Este viernes, el Gobierno suizo ha dado un paso contundente al anunciar que suspende todas sus exportaciones de armas hacia Estados Unidos e Israel. La razón es clara: su implicación en el conflicto armado con Irán. En un comunicado emitido por el Consejo Federal, se deja claro que «la exportación de material bélico a países involucrados en este conflicto no puede ser autorizada mientras dure».
Una decisión bien fundamentada
La noticia llega tras una reunión inicial celebrada el 13 de marzo, donde se discutió cómo aplicar ese principio tan característico de Suiza: la neutralidad. Después de evaluar la situación, el Ejecutivo ha decidido que no habrá más ventas de armamento hasta que se resuelva esta guerra. Para mayor transparencia, han añadido que las licencias ya existentes serán revisadas periódicamente por un grupo interministerial especializado.

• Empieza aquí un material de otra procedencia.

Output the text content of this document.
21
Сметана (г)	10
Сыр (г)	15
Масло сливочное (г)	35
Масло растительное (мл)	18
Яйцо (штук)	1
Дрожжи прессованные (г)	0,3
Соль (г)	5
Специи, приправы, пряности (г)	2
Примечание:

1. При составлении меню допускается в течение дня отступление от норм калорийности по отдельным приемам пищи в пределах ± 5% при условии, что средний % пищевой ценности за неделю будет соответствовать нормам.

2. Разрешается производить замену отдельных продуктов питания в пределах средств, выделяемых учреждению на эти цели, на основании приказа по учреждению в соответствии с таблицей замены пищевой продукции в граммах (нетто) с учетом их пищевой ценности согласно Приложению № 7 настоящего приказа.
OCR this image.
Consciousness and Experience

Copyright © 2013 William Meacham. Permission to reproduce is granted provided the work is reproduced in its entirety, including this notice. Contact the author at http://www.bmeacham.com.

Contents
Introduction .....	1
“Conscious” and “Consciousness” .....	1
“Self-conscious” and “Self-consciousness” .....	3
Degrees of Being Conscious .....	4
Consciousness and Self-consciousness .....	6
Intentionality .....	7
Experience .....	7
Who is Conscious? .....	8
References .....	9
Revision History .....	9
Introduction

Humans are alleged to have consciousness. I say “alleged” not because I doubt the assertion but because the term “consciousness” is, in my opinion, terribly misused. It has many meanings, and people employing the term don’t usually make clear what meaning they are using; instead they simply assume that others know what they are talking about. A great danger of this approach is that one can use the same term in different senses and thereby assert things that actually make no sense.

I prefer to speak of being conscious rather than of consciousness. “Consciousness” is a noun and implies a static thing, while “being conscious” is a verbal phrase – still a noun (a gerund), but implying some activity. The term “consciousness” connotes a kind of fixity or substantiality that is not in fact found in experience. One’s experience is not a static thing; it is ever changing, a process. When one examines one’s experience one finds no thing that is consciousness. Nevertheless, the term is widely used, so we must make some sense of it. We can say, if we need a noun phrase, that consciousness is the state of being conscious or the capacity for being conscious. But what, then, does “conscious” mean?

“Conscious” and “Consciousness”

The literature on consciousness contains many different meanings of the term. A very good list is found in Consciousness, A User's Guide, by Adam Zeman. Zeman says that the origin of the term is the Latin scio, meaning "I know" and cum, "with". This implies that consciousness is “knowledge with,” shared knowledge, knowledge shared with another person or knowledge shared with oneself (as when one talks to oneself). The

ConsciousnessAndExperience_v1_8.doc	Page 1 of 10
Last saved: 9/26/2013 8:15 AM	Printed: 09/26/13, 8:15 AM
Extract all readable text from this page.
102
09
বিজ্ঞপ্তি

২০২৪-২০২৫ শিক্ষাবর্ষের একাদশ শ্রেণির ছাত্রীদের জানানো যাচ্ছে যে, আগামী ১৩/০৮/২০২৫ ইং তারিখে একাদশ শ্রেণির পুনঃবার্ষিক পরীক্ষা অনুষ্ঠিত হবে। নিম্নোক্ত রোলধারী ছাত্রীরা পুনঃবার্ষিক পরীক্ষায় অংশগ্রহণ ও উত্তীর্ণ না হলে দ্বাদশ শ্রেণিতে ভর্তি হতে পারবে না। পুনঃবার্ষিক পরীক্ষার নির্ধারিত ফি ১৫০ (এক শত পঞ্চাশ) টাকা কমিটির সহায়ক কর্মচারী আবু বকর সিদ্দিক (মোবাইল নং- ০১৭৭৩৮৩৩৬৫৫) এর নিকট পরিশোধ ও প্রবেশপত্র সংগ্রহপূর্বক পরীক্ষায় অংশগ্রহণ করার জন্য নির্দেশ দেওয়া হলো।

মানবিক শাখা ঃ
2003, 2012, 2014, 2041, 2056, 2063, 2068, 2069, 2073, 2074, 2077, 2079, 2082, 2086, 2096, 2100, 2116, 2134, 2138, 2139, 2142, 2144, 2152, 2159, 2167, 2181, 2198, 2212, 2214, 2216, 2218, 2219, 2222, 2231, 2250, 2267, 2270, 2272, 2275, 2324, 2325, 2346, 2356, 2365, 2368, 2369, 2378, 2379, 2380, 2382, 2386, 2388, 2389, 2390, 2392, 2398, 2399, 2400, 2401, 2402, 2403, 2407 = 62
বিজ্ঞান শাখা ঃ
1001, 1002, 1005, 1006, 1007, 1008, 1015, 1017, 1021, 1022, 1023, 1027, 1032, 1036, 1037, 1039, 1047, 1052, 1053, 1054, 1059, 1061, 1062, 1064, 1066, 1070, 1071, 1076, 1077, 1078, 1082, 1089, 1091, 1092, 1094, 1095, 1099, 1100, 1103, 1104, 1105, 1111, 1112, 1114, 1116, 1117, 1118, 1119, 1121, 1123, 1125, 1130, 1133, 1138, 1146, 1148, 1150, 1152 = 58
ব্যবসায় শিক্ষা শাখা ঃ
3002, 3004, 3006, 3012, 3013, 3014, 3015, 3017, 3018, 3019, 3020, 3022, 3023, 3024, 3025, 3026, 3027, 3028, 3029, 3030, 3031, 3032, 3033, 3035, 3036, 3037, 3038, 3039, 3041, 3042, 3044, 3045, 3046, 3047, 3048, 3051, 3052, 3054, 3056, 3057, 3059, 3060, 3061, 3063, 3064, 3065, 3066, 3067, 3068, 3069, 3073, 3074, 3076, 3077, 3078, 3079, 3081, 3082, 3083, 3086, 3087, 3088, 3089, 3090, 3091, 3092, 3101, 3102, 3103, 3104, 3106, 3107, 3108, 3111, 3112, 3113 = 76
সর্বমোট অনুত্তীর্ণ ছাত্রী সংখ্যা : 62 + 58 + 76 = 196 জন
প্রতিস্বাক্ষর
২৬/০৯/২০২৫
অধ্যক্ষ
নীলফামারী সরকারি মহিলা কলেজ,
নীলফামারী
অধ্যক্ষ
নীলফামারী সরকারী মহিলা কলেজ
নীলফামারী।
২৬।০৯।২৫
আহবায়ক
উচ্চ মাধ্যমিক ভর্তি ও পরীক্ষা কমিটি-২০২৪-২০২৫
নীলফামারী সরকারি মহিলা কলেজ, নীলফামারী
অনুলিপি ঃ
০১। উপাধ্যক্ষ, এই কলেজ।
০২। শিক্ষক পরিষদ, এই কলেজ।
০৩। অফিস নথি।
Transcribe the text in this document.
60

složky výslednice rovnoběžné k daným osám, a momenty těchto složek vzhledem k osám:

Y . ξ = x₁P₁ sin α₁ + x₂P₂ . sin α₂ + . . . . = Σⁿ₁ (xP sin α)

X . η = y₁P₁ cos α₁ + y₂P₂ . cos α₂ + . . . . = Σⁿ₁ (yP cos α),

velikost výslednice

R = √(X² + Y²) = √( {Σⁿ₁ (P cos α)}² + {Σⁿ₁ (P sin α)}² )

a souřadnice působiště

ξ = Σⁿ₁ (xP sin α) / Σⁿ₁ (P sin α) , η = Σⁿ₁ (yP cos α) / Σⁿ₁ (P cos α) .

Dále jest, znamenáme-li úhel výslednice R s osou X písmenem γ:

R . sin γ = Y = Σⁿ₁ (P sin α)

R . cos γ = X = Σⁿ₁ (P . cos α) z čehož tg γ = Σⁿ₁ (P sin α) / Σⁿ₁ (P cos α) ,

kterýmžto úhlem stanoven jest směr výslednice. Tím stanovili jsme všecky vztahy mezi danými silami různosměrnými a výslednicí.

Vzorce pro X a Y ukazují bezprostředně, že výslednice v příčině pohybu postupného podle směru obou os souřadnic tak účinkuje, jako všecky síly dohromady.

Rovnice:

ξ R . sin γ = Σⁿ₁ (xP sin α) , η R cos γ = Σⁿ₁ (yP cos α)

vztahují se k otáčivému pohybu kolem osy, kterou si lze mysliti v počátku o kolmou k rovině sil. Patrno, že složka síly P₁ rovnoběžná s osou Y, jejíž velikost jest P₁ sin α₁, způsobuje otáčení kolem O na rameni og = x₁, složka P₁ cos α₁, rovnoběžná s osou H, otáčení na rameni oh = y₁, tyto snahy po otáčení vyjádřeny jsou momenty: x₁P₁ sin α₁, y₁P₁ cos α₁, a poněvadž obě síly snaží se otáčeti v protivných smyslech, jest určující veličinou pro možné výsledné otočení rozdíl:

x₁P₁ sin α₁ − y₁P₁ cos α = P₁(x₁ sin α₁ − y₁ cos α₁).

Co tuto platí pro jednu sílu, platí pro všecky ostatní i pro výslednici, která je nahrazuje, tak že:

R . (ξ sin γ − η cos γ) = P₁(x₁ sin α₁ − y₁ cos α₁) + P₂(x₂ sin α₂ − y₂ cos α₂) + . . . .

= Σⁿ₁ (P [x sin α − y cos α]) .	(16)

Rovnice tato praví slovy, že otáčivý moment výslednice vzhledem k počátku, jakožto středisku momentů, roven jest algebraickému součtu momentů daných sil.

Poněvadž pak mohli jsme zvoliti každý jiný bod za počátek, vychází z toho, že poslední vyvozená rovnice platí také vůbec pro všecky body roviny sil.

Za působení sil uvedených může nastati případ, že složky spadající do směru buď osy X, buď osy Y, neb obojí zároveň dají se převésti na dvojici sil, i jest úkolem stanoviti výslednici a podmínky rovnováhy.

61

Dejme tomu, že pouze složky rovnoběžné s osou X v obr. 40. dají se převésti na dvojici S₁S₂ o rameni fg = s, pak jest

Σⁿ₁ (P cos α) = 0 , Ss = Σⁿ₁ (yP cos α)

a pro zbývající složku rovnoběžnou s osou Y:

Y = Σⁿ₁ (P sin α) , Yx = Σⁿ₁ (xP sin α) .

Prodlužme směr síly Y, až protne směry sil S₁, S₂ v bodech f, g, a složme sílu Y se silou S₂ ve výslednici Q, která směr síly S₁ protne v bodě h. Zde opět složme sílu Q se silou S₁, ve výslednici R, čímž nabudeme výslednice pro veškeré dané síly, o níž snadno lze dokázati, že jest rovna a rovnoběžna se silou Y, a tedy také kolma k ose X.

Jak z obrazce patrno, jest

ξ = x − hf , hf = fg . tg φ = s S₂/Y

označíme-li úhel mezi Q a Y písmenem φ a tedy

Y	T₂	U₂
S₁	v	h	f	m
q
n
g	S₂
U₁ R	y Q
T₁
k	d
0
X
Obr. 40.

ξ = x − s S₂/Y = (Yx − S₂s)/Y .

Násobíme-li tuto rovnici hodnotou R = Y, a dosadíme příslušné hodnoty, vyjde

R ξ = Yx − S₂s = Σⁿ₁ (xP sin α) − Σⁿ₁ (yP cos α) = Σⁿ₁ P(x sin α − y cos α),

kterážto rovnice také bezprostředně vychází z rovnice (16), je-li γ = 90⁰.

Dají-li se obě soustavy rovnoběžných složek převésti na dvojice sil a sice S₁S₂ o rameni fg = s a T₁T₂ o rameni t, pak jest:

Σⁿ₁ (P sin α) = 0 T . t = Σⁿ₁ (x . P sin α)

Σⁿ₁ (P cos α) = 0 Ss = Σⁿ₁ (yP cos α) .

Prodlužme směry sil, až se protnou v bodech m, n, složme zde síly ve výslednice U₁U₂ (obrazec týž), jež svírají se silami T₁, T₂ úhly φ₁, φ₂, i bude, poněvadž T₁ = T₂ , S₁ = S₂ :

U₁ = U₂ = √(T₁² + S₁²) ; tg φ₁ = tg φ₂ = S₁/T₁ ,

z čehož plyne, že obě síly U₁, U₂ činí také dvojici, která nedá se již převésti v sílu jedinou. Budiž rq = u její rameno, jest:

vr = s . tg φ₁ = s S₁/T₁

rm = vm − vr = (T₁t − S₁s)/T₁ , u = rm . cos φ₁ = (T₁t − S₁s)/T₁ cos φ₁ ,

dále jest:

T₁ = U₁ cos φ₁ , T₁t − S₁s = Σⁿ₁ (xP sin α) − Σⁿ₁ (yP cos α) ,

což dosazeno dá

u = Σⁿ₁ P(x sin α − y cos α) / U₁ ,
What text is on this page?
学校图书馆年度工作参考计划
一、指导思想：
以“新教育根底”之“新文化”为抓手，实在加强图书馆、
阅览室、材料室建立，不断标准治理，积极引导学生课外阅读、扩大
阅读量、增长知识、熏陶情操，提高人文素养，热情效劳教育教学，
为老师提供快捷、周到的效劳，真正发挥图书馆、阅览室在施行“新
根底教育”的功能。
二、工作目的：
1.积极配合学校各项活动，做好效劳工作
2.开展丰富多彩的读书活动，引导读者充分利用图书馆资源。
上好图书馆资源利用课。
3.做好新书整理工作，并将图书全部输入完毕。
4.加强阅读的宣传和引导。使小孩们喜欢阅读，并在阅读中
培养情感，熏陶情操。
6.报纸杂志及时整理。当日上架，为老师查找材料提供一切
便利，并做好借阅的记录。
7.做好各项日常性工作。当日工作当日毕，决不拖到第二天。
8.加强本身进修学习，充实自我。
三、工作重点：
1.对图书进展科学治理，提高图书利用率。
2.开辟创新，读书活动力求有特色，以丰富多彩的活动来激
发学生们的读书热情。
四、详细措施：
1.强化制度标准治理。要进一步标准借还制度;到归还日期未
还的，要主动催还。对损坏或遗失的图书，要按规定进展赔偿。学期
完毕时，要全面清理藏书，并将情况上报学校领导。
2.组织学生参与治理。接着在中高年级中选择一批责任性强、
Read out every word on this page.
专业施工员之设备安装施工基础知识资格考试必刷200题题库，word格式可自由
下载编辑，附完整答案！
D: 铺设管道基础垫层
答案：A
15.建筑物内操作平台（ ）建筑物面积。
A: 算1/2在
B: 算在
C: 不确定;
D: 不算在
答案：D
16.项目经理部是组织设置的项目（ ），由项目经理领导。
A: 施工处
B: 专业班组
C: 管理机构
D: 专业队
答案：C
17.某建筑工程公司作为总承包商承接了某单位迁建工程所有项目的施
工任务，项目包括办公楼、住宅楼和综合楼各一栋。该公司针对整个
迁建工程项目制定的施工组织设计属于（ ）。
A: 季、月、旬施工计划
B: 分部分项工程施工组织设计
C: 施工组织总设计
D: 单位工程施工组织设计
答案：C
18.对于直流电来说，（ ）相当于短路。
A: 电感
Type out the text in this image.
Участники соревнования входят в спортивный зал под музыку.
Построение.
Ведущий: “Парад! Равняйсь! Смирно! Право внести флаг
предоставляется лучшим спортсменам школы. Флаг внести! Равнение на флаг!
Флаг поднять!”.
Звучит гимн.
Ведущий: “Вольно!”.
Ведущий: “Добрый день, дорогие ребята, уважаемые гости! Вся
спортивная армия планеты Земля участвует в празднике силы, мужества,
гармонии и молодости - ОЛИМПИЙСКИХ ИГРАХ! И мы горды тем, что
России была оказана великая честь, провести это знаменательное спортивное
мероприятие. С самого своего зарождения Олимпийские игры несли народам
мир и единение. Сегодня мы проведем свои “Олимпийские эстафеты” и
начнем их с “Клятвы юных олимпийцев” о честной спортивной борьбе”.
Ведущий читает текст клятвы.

Además, subrayan que desde el inicio del conflicto el 28 de febrero, no se ha otorgado ninguna nueva licencia para exportar armas hacia Estados Unidos y que hace años que no se conceden permisos para Israel ni tampoco para Irán. En este contexto también entran las licencias de armas «de doble uso», aquellas que pueden ser empleadas tanto para fines ofensivos como defensivos; estas también estarán bajo vigilancia.
El Gobierno suizo recuerda su postura firme respecto a Israel y enfatiza la violación del Derecho Internacional por parte del ataque conjunto de EE.UU. e Israel contra Irán. Martin Pfister, ministro de Defensa suizo, lo dejó claro en una entrevista: «Consideramos esto como un ejercicio injustificado del uso de la fuerza». Suiza ha intentado actuar como mediador en los conflictos previos entre Teherán y Washington sobre temas nucleares, pero ahora parece haber tomado un rumbo firme hacia una política más responsable y consciente en materia armamentística.